2.   REPRESENTATIONS AND WARRANTIES

     Pledgor hereby represents and warrants to the Secured Party that Pledgor
has the right to pledge the Collateral as provided herein. Pledgor further
agrees not to grant or create, nor attempt to grant or create, any security
interest, claim, lien, pledge or other encumbrance with respect to the
Collateral until the entire principal sum and accrued interest due under the
Note has been paid in full.

3.   RIGHTS ON DEFAULT

     In the event of default by Pledgor under the Note, the Secured Party and
its assigns shall have full power to sell, assign and deliver the whole or any
part of the Collateral at any broker's exchange or elsewhere, at public or
private sale, at the option of the Secured Party or its assigns, in order to
satisfy any part of the obligations of Pledgor now existing or hereinafter
arising under the Note should payment of such obligations be in default. On any
such public sale, the Secured Party or its assigns may purchase all or any part
of the Collateral. In addition, at its sole option, the Secured Party may elect
to retain the Collateral in satisfaction of Pledgor's obligation under the Note,
in accordance with the provisions and procedures set forth in the California
Commercial Code.


                                       1

<PAGE>

4.   ADDITIONAL REMEDIES

     The rights and remedies granted to the Secured Party herein upon default
shall be in addition to all the rights, powers and remedies of the Secured Party
under the California Commercial Code and applicable law, and such rights, powers
and remedies shall be exercisable by the Secured Party with respect to all of
the Collateral. The Secured Party's reasonable expenses of holding the
Collateral, preparing it for resale or other disposition, and selling or
otherwise disposing of the Collateral, including attorneys' fees and other legal
expenses, will be deducted from the proceeds of any sale or other disposition
and will be included in the amounts Pledgor must tender to redeem the
Collateral. All rights, powers and remedies of the Secured Party shall be
cumulative and not alternative. Any forbearance or failure or delay by the
Secured Party in exercising any right, power or remedy hereunder shall not be
deemed to be a waiver of any such right, power or remedy and any single or
partial exercise of any such right, power or remedy hereunder shall not preclude
the further exercise thereof.

5.   DIVIDENDS; VOTING

     All dividends hereinafter declared on or payable with respect to the
Collateral during the term of this pledge (excluding only ordinary cash
dividends, which shall be payable to Pledgor so long as Pledgor is not in
default under the Note) shall be immediately delivered to the Secured Party to
be held in pledge hereunder. Pledgor shall be entitled to receive cash dividends
so long as Pledgor is not in default under the Note. Notwithstanding this
Agreement, Pledgor shall be entitled to vote any shares comprising the
Collateral, subject to any proxies granted by Pledgor.

6.   ADJUSTMENTS

     In the event that during the term of this pledge, any stock dividend,
reclassification, readjustment, stock split or other change is declared or made
with respect to the Collateral, or if warrants or any other rights, options or
securities are issued in connection with the Collateral, all new, substituted
and/or additional shares or other securities issued by reason of such change or
by reason of the exercise of such warrants, rights, options or securities, shall
be immediately pledged to the Secured Party to be held under the terms of this
Agreement in the same manner as the Collateral is held hereunder.

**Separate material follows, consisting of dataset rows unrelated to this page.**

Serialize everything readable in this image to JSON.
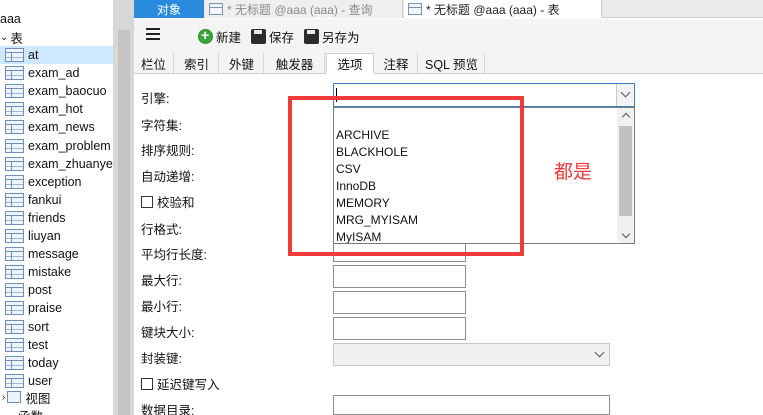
{
  "tree": {
    "db_label": "aaa",
    "tables_label": "表",
    "tables": [
      "at",
      "exam_ad",
      "exam_baocuo",
      "exam_hot",
      "exam_news",
      "exam_problem",
      "exam_zhuanye",
      "exception",
      "fankui",
      "friends",
      "liuyan",
      "message",
      "mistake",
      "post",
      "praise",
      "sort",
      "test",
      "today",
      "user"
    ],
    "views_label": "视图",
    "functions_label": "函数"
  },
  "tabs": {
    "objects": "对象",
    "query": "* 无标题 @aaa (aaa) - 查询",
    "table": "* 无标题 @aaa (aaa) - 表"
  },
  "toolbar": {
    "new_label": "新建",
    "save_label": "保存",
    "saveas_label": "另存为"
  },
  "subtabs": [
    "栏位",
    "索引",
    "外键",
    "触发器",
    "选项",
    "注释",
    "SQL 预览"
  ],
  "subtabs_active": "选项",
  "form": {
    "engine_label": "引擎:",
    "engine_value": "",
    "charset_label": "字符集:",
    "collation_label": "排序规则:",
    "auto_inc_label": "自动递增:",
    "checksum_label": "校验和",
    "row_format_label": "行格式:",
    "avg_row_len_label": "平均行长度:",
    "max_rows_label": "最大行:",
    "min_rows_label": "最小行:",
    "key_block_label": "键块大小:",
    "pack_keys_label": "封装键:",
    "delay_key_label": "延迟键写入",
    "data_dir_label": "数据目录:"
  },
  "engine_options": [
    "ARCHIVE",
    "BLACKHOLE",
    "CSV",
    "InnoDB",
    "MEMORY",
    "MRG_MYISAM",
    "MyISAM"
  ],
  "annotation": {
    "note": "都是",
    "color": "#ef3b3b"
  },
  "colors": {
    "accent": "#2a8bdc",
    "selected_row": "#cde8ff"
  },
  "icons": [
    "table-icon",
    "view-icon",
    "hamburger-icon",
    "new-icon",
    "save-icon",
    "saveas-icon"
  ]
}
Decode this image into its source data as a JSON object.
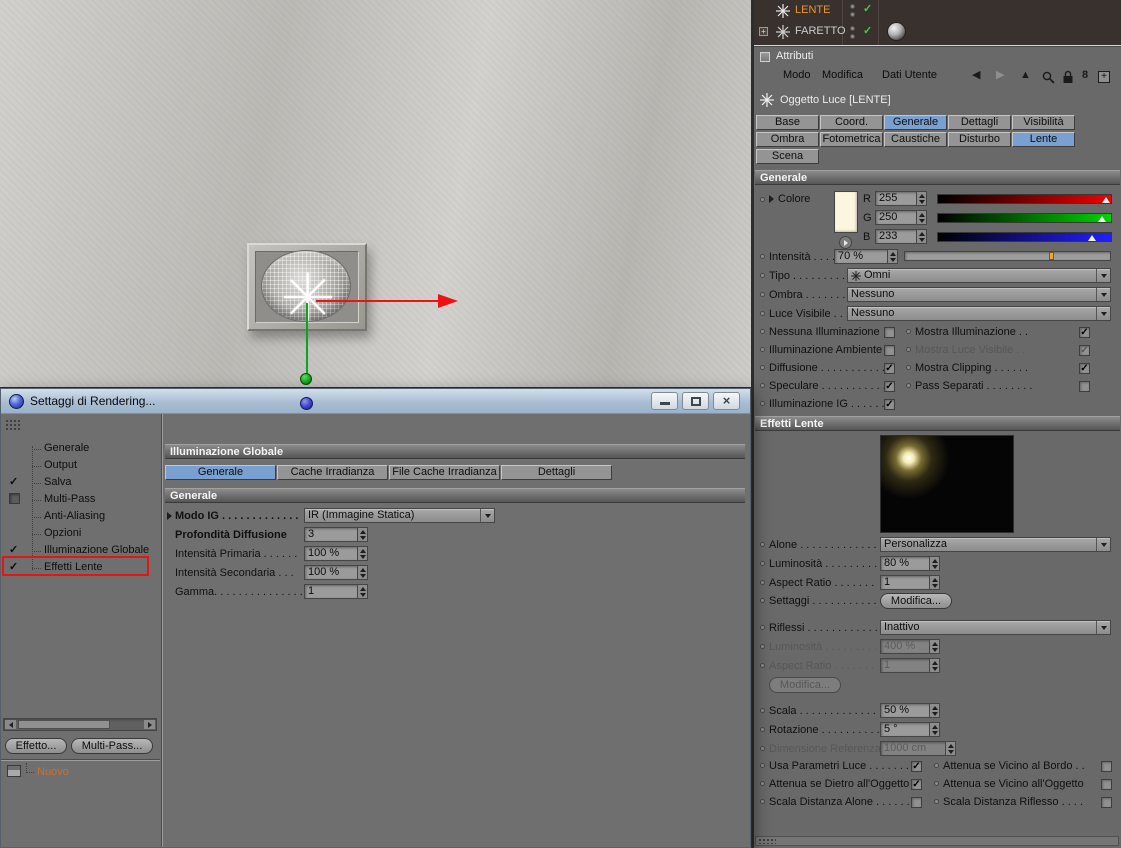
{
  "colors": {
    "accent_tab_blue": "#79a0d0",
    "selected_object_orange": "#e8952f",
    "annotation_red": "#e31515",
    "color_swatch": "#fcf6df"
  },
  "om": {
    "items": [
      {
        "name": "LENTE",
        "check": "✓"
      },
      {
        "name": "FARETTO",
        "check": "✓"
      }
    ]
  },
  "attr": {
    "panel_title": "Attributi",
    "menu": [
      "Modo",
      "Modifica",
      "Dati Utente"
    ],
    "icons": {
      "back": "◀",
      "forward": "▶",
      "up": "▲",
      "link": "8",
      "add": "+"
    },
    "object_title": "Oggetto Luce [LENTE]",
    "tabs1": [
      "Base",
      "Coord.",
      "Generale",
      "Dettagli",
      "Visibilità"
    ],
    "tabs2": [
      "Ombra",
      "Fotometrica",
      "Caustiche",
      "Disturbo",
      "Lente"
    ],
    "tabs3": [
      "Scena"
    ],
    "gen": {
      "header": "Generale",
      "colore_label": "Colore",
      "rgb": [
        {
          "ch": "R",
          "val": "255"
        },
        {
          "ch": "G",
          "val": "250"
        },
        {
          "ch": "B",
          "val": "233"
        }
      ],
      "intensita_label": "Intensità . . . . . .",
      "intensita_val": "70 %",
      "tipo_label": "Tipo . . . . . . . . . .",
      "tipo_val": "Omni",
      "ombra_label": "Ombra . . . . . . .",
      "ombra_val": "Nessuno",
      "luce_label": "Luce Visibile . . .",
      "luce_val": "Nessuno",
      "cks": [
        {
          "l": "Nessuna Illuminazione",
          "lm": "",
          "r": "Mostra Illuminazione . .",
          "rm": "✓"
        },
        {
          "l": "Illuminazione Ambiente",
          "lm": "",
          "r": "Mostra Luce Visibile . .",
          "rm": "✓"
        },
        {
          "l": "Diffusione . . . . . . . . . . .",
          "lm": "✓",
          "r": "Mostra Clipping . . . . . .",
          "rm": "✓"
        },
        {
          "l": "Speculare . . . . . . . . . . .",
          "lm": "✓",
          "r": "Pass Separati . . . . . . . .",
          "rm": ""
        },
        {
          "l": "Illuminazione IG . . . . . .",
          "lm": "✓"
        }
      ]
    },
    "fx": {
      "header": "Effetti Lente",
      "alone_label": "Alone . . . . . . . . . . . . .",
      "alone_val": "Personalizza",
      "lum_label": "Luminosità . . . . . . . . .",
      "lum_val": "80 %",
      "ar_label": "Aspect Ratio . . . . . . .",
      "ar_val": "1",
      "set_label": "Settaggi . . . . . . . . . . .",
      "set_btn": "Modifica...",
      "rif_label": "Riflessi . . . . . . . . . . . .",
      "rif_val": "Inattivo",
      "lum2_label": "Luminosità . . . . . . . . .",
      "lum2_val": "400 %",
      "ar2_label": "Aspect Ratio . . . . . . .",
      "ar2_val": "1",
      "mod2_btn": "Modifica...",
      "scala_label": "Scala . . . . . . . . . . . . . .",
      "scala_val": "50 %",
      "rot_label": "Rotazione . . . . . . . . . .",
      "rot_val": "5 °",
      "dim_label": "Dimensione Referenza",
      "dim_val": "1000 cm",
      "cks": [
        {
          "l": "Usa Parametri Luce . . . . . . .",
          "lm": "✓",
          "r": "Attenua se Vicino al Bordo . .",
          "rm": ""
        },
        {
          "l": "Attenua se Dietro all'Oggetto",
          "lm": "✓",
          "r": "Attenua se Vicino all'Oggetto",
          "rm": ""
        },
        {
          "l": "Scala Distanza Alone . . . . . .",
          "lm": "",
          "r": "Scala Distanza Riflesso . . . .",
          "rm": ""
        }
      ]
    }
  },
  "rs": {
    "title": "Settaggi di Rendering...",
    "list": [
      {
        "label": "Generale"
      },
      {
        "label": "Output"
      },
      {
        "label": "Salva",
        "mark": "✓"
      },
      {
        "label": "Multi-Pass",
        "mark": ""
      },
      {
        "label": "Anti-Aliasing"
      },
      {
        "label": "Opzioni"
      },
      {
        "label": "Illuminazione Globale",
        "mark": "✓"
      },
      {
        "label": "Effetti Lente",
        "mark": "✓"
      }
    ],
    "panel_header": "Illuminazione Globale",
    "tabs": [
      "Generale",
      "Cache Irradianza",
      "File Cache Irradianza",
      "Dettagli"
    ],
    "section": "Generale",
    "modo_label": "Modo IG . . . . . . . . . . . . .",
    "modo_val": "IR (Immagine Statica)",
    "prof_label": "Profondità Diffusione",
    "prof_val": "3",
    "ip_label": "Intensità Primaria . . . . . .",
    "ip_val": "100 %",
    "is_label": "Intensità Secondaria . . .",
    "is_val": "100 %",
    "gamma_label": "Gamma. . . . . . . . . . . . . . .",
    "gamma_val": "1",
    "effetto_btn": "Effetto...",
    "multipass_btn": "Multi-Pass...",
    "nuovo": "Nuovo"
  }
}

7.   REDELIVERY OF COLLATERAL

     Upon payment in full of the entire principal sum and accrued interest due
under the Note, the Secured Party shall immediately redeliver the Collateral
pledged hereunder to Pledgor by release of the Collateral from the escrow, and
this Agreement shall terminate. Upon request, the Secured Party will release a
pro rata portion of the Collateral as set forth above if a partial payment of
principal (plus all accrued interest) has been made under the Note.

8.   SUCCESSORS AND ASSIGNS

     This Agreement shall inure to the benefit of the respective heirs, personal
representatives, successors and assigns of the parties hereto.


                                       2

<PAGE>

9.   GOVERNING LAW; SEVERABILITY

     This Agreement shall be governed by and construed in accordance with the
laws of State of California as applied to contracts entered into and to be
performed entirely within that state. If any provision hereof is in conflict
with any statute or rule of California or otherwise is unenforceable for any
reason, then such provisions shall be deemed separable from and shall not
invalidate any other provision of this Agreement.

10.  MODIFICATION

     This Agreement shall not be amended without the written consent of both
parties hereto.

11.  ENTIRE AGREEMENT

     This Agreement constitutes the entire agreement of the parties hereto with
respect to the subject matter hereof and supersedes all prior agreements and
understandings related to such subject matter.

     IN WITNESS WHEREOF, the parties hereto have executed this Agreement as of
the date and year first above written.

PLEDGOR:                                    SECURED PARTY:

                                            Serena Software International,
                                            a California corporation
- - - - -----------------------------
(Signature)

                                            By: 
                                                -------------------------------
                                                Richard A. Doerr, President


                                       3

<PAGE>

                                                                      EXHIBIT C

                          SECTION 83(B) TAX ELECTION

     This statement is being made under Section 83(b) of the Internal Revenue
Code, pursuant to Treasury Regulations Section 1.83-2.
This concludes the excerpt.